Compact electronic devices such as portable terminal devices, widely spread in recent years, have been required to be smaller and lighter and have longer life. Accordingly, batteries as power sources for such devices, specifically, secondary batteries capable of producing a high energy density with a small size and a light weight, have been developed. Recently, the application of secondary batteries has been studied not only for compact electronic devices but also for large electronic devices such as cars.
Secondary batteries based on various charge-discharge principles have been proposed. Among them, attention has focused on aluminum secondary batteries based on aluminum deposition-dissolution reaction. This is because aluminum has a high ionization tendency and thus can produce a large quantity of electricity per unit volume through oxidation-reduction reaction. In other words, aluminum is a highly promising material for forming electrodes or as a charge carrier.
An aluminum secondary battery includes a positive electrode, a negative electrode, and an electrolyte including an aluminum salt and a solvent. The composition of the electrolyte, which functions as a medium for charge-discharge reaction, has a great effect on battery performance. Therefore, a variety of studies have been performed on the electrolyte.
For example, alkyl sulfone such as dimethylsulfone is used in the electrolyte in order to achieve high capacity and long life (see, for example, Patent Document 1). In this case, an organic solvent such as a cyclic or chain carbonate or a cyclic or chain ether is used.
In order to reduce polarization during discharge, an aluminum salt such as aluminum chloride and an organic halide such as trimethylphenylammonium chloride are used together in the electrolyte (see, for example, Patent Documents 2 and 3).

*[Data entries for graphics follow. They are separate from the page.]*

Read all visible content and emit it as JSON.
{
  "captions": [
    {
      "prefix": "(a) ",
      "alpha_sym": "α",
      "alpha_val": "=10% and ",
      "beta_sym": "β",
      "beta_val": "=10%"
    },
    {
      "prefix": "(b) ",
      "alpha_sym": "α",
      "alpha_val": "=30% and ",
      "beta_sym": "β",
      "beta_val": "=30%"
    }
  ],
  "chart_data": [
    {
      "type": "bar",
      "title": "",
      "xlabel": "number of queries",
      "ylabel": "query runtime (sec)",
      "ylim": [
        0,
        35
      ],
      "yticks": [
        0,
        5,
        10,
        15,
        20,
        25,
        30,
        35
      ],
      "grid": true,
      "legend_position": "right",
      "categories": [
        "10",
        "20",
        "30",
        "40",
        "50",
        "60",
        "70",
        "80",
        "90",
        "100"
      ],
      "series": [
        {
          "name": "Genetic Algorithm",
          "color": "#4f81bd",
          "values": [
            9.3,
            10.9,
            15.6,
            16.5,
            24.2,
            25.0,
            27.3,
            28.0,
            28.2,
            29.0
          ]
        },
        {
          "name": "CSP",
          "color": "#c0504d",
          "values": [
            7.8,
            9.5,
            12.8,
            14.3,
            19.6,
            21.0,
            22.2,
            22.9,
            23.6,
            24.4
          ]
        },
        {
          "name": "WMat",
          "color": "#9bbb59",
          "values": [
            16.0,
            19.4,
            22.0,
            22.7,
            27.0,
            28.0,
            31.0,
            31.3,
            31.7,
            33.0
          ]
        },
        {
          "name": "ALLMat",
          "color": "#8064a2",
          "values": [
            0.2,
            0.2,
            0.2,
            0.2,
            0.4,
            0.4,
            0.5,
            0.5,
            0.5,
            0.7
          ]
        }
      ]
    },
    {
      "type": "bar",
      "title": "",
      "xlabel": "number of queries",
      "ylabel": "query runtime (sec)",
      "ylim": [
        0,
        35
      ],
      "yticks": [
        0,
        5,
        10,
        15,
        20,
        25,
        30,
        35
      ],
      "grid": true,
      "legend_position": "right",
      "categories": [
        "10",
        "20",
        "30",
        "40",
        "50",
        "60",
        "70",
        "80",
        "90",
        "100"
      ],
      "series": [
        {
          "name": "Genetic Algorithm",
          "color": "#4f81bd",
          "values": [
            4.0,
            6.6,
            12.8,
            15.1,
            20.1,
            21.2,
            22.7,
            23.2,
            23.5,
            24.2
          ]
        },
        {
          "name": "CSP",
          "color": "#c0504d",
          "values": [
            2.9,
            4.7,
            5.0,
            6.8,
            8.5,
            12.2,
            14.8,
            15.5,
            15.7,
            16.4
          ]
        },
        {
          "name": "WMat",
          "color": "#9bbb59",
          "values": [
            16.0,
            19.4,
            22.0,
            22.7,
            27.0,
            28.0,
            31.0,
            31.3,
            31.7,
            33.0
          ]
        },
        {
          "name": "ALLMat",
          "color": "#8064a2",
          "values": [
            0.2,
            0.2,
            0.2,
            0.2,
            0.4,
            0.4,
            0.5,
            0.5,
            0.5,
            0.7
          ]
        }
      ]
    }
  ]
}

In this case, an organic solvent such as 1,2-dichloroethane is used.
To put aluminum secondary batteries to practical use, it is necessary to allow aluminum deposition-dissolution reaction to proceed smoothly and sufficiently even at relatively low temperature (e.g., room temperature). In conventional aluminum secondary batteries, however, aluminum deposition-dissolution reaction can proceed smoothly and sufficiently only at relatively high temperature (e.g., 50° C. or higher), and the efficiency of the reaction is also low, which has room for improvement in terms of practicality.
Thus, the applicant has previously proposed that an electrolyte for use in an aluminum secondary battery should include an aluminum salt, alkyl sulfone, and a solvent with a dielectric constant of 20 or less so that the electrolyte can reduce the temperature at which aluminum deposition-dissolution reaction proceeds (see Patent Document 4).